Airfreight ‘a massive risk’ for hort exporters
International travel is back on, but few Australians are keen to jump on a plane. The problem could be huge for horticulture exporters.
Spiralling freight costs, made worse by the faltering return of international travel, are pushing some horticulture exporters to question their future in the industry.
Farmers and fresh produce exporters are concerned about how quickly the travel industry will take to rebound given that Australia’s most valuable and perishable fruit and vegetables, such as cherries, mangoes, peaches and asparagus, rely on airfreight – mostly cargo space in passenger planes – to reach their export destinations.
One cherry grower had decided his family could no longer wait to see how the next few years played out and was pushing their cherry orchard out.
Cherries Australia president Tom Eastlake produces about 500 tonnes of premium cherries annually on his NSW property at Young. He said the price and unpredictability of freight, labour difficulties, constraints within the domestic market and the recent uptick in farming inputs had led his family to exit the industry.
“Passenger volumes is the bulk of Australia’s cheap freight, (so) the further away that is to normalcy, the more the impact,” Mr Eastlake said.
“I’m choosing to exit the industry. Freight won’t improve, and for a medium-small producer like me who doesn’t have supermarket contracts, the squeeze has gotten too much. So we can suffer for a few years or … exit.”
There had been no surge of holiday-makers making up for lost time since Australia’s international border reopened two months ago after a two-year closure.
The number of short-term departures from Australia was less than one seventh of what it was pre-Covid, with fewer than 95,000 departures last month, according to the Australian Bureau of Statistics.

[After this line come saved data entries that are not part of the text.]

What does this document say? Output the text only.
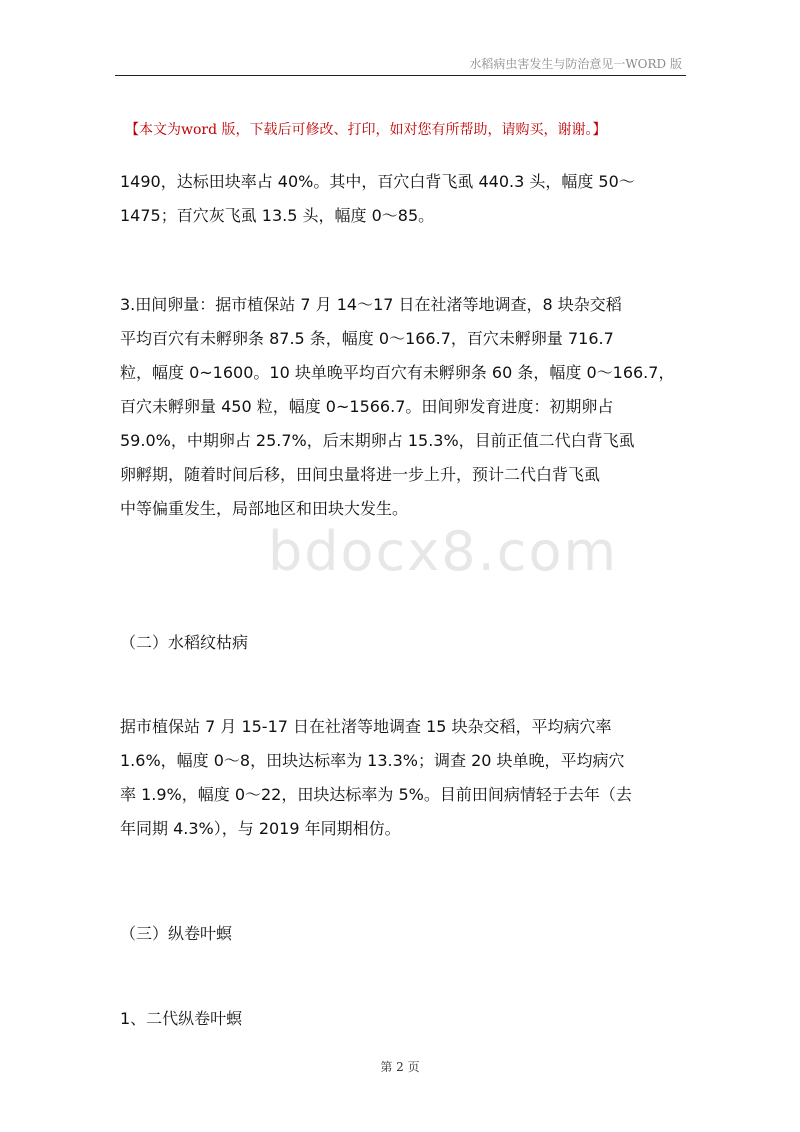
水稻病虫害发生与防治意见一WORD 版
【本文为word 版，下载后可修改、打印，如对您有所帮助，请购买，谢谢。】
1490，达标田块率占 40%。其中，百穴白背飞虱 440.3 头，幅度 50～
1475；百穴灰飞虱 13.5 头，幅度 0～85。
3.田间卵量：据市植保站 7 月 14～17 日在社渚等地调查，8 块杂交稻
平均百穴有未孵卵条 87.5 条，幅度 0～166.7，百穴未孵卵量 716.7
粒，幅度 0~1600。10 块单晚平均百穴有未孵卵条 60 条，幅度 0～166.7，
百穴未孵卵量 450 粒，幅度 0~1566.7。田间卵发育进度：初期卵占
59.0%，中期卵占 25.7%，后末期卵占 15.3%，目前正值二代白背飞虱
卵孵期，随着时间后移，田间虫量将进一步上升，预计二代白背飞虱
中等偏重发生，局部地区和田块大发生。
bdocx8.com
（二）水稻纹枯病
据市植保站 7 月 15-17 日在社渚等地调查 15 块杂交稻，平均病穴率
1.6%，幅度 0～8，田块达标率为 13.3%；调查 20 块单晚，平均病穴
率 1.9%，幅度 0～22，田块达标率为 5%。目前田间病情轻于去年（去
年同期 4.3%），与 2019 年同期相仿。
（三）纵卷叶螟
1、二代纵卷叶螟
第 2 页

That compared to about 667,000 in February 2020, just before the border’s closure.
The end of the Federal Government’s temporary International Freight Assistance Mechanism, which subsidised a portion of exporters’ highly inflated freight costs, in July was also compounding their concerns.
Craig Musson, owner of Australia’s second-biggest flower importer and exporter, Wafex, said freight was “a massive risk” for the business this year.
“Our expert season starts in July and runs until September and we’re very concerned we’re going to be competitive,” he said.
Wafex predominantly exported Australian wax flowers, proteas and roses, which competed globally with those grown in South Africa with significantly lower labour costs.
“IFAM has been a massive support to us in the last two years. Freight rates, exchange rates and labour rates; they’re all going the wrong way for us over the last few years so it makes it difficult to compete in the international market,” Mr Musson said.